Lessons Learned From Army's Approach To Inactivating the 9th Division
NSIAD-92-78: Published: Jun 9, 1992. Publicly Released: Jun 9, 1992.
- Full Report:
GAO assessed the Army's inactivation of the 9th Infantry Division at Fort Lewis, Washington, and activation of a separate motorized brigade from division assets, to determine whether the Army's personnel and equipment practices had implications for future downsizing and restructuring efforts.
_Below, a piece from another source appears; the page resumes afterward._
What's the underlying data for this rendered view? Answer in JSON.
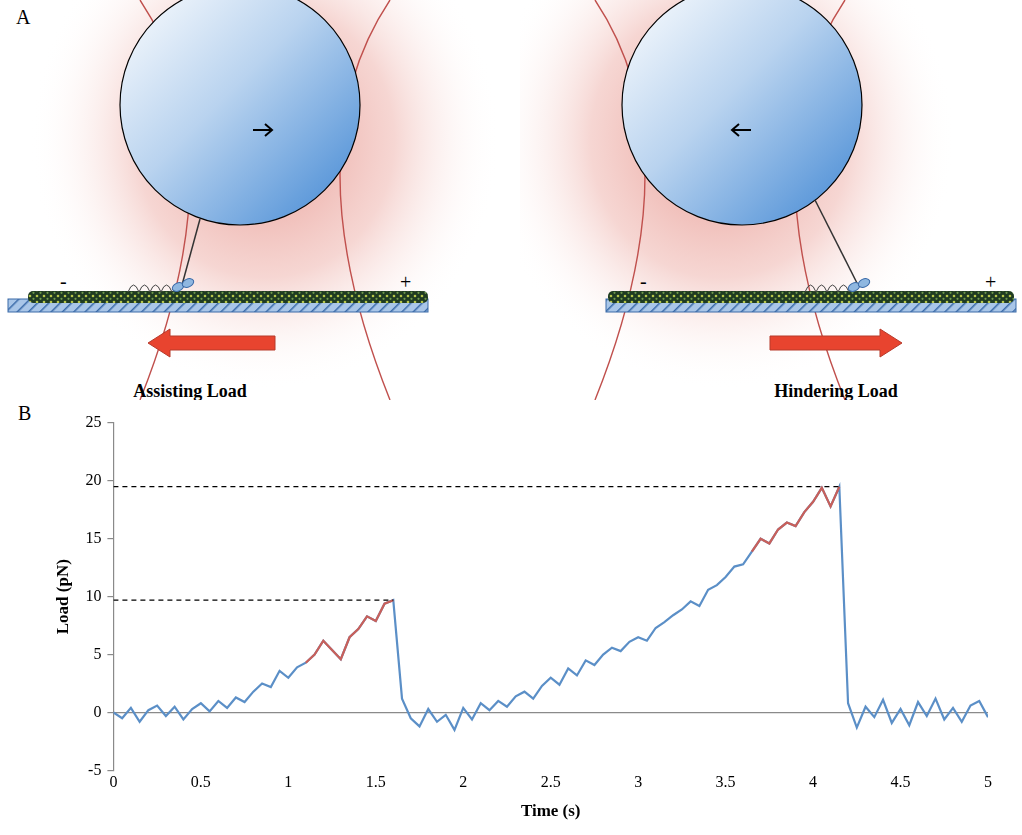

GAO found that: (1) Fort Lewis officials chose an inactivation approach that emphasized maintaining readiness, minimizing reassignment hardships for soldiers and their families, and minimizing time spent to prepare equipment for return or transfer; (2) Fort Lewis personnel practices included laterally transferring troops from inactivated units to units that would transition to the new brigade, and reassigning troops to other Fort Lewis units; (3) Fort Lewis equipment management practices included requiring the return of mission-capable equipment to the installation supply system, exercising flexibility about maintenance schedules, and accepting non-working but repairable weapons into the installation supply system; (4) about 67 percent of troops from inactivated units were reassigned at Fort Lewis; (5) the fact that most of the troop reductions occurred after activation of the new brigade suggests that there is a trade-off between maintaining readiness and achieving rapid personnel reductions; and (6) although the Fort's modified equipment maintenance policy resulted in quick relocation of division equipment, it exacerbated maintenance and repair backlogs and shifted some repair work to the Fort, where repair costs are higher.